Initiatives are not only effective—they are popular. A 2017 Pew survey found that 67 percent of Americans support giving citizens the power to vote directly on laws.4 Support is especially high among voters who feel alienated from state legislatures, making initiatives both a democratic outlet and a tool for restoring civic trust.
These findings suggest that initiatives serve a deeper purpose than delivering individual policy wins: The process itself can be a structural corrective to legislative drift. Initiatives allow broadly held public preferences to reassert themselves, not only by passing new laws but by pressuring unresponsive lawmakers to pay attention to issues that matter to ordinary voters and by legitimizing citizen voice.

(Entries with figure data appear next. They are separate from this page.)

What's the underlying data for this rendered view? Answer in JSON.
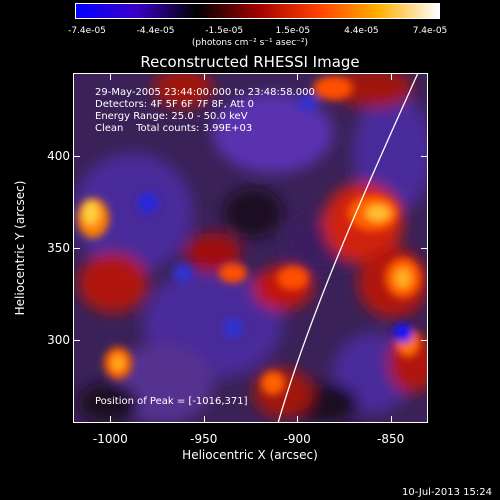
{
  "colorbar": {
    "tick_labels": [
      "-7.4e-05",
      "-4.4e-05",
      "-1.5e-05",
      "1.5e-05",
      "4.4e-05",
      "7.4e-05"
    ],
    "units_label": "(photons cm⁻² s⁻¹ asec⁻²)",
    "colors": [
      "#0000ff",
      "#3a00c8",
      "#000000",
      "#a00000",
      "#ff4000",
      "#ffb000",
      "#ffffff"
    ]
  },
  "plot": {
    "title": "Reconstructed RHESSI Image",
    "info_lines": [
      "29-May-2005 23:44:00.000 to 23:48:58.000",
      "Detectors: 4F 5F 6F 7F 8F, Att 0",
      "Energy Range: 25.0 - 50.0 keV",
      "Clean    Total counts: 3.99E+03"
    ],
    "peak_text": "Position of Peak = [-1016,371]",
    "x_axis": {
      "title": "Heliocentric X (arcsec)",
      "ticks": [
        "-1000",
        "-950",
        "-900",
        "-850"
      ],
      "range": [
        -1020,
        -830
      ]
    },
    "y_axis": {
      "title": "Heliocentric Y (arcsec)",
      "ticks": [
        "300",
        "350",
        "400"
      ],
      "range": [
        255,
        445
      ]
    }
  },
  "footer": {
    "timestamp": "10-Jul-2013 15:24"
  }
}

They also serve a vital function in democratic resilience and legitimacy. In recent years, initiatives have played a pivotal role in safeguarding rights in states where legislatures have moved in the opposite direction. Since the fall of Roe v. Wade, voters in states like Missouri, Michigan, Arizona, and Ohio used the initiative process to protect or expand abortion access—often defying the preferences of entrenched legislative majorities. These were not isolated cases but part of a broader pattern: Where other branches of government fail or falter, direct democracy can offer a constitutional release valve for public discontent.
“Where other branches of government fail or falter, direct democracy can offer a constitutional release valve for public discontent.”
Today, as authoritarianism distorts and dismantles core democratic norms, this release valve matters more than ever. By sharing power and allowing voters to set policy agendas and enact laws, initiatives help inoculate democratic systems against capture by both elites and demagogues. They offer a channel for political energy that illiberal movements might otherwise co-opt.
While imperfect, initiatives remain among the few tools available to ordinary citizens to recalibrate policy and check electoral and governance deficiencies in moments of institutional weakness or failure. For that reason alone, their expansion to every corner of the United States deserves serious attention from democracy defenders and reformers alike.
Citations
- “Public Trust in Government Near Historic Lows,” Pew Research Center, June 24, 2024, source.
- John G. Matsusaka, “Popular Control of Public Policy: A Quantitative Approach,” Quarterly Journal of Political Science 5 no. 2 (2010): 133–167; Mary Ellen Klas and Carolyn Silverman, “This Is Why You Don’t Recognize Your State Government,” Bloomberg, October 22, 2024, source; Maresa Strano, A Case for (Responsibly) Expanding Citizen-Led Policymaking in the United States (New America, 2025), source.
- Elisabeth R. Gerber, “Legislative Response to the Threat of Popular Initiatives,” American Journal of Political Science 40 no. 1 (1996): 99–128; John G. Matsusaka, “Fiscal Effects of the Voter Initiative: Evidence from the Last 30 Years,” Journal of Political Economy 103 no. 3 (1995): 587–623, source; John G. Matsusaka and Nolan M. McCarty, “Political Resource Allocation: Benefits and Costs of Voter Initiatives,” Journal of Law, Economics, and Organization 17 (October 2001): 413–448, source; Vladimir Kogan, “When Voters Pull the Trigger: Can Direct Democracy Restrain Legislative Excesses?,” Legislative Studies Quarterly 41 no. 2 (2016): 297–325, source.
- Richard Wike, Katie Simmons, Bruce Stokes, and Janell Fetterolf, “Globally, Broad Support for Representative and Direct Democracy,” Pew Research Center, October 16, 2017, source.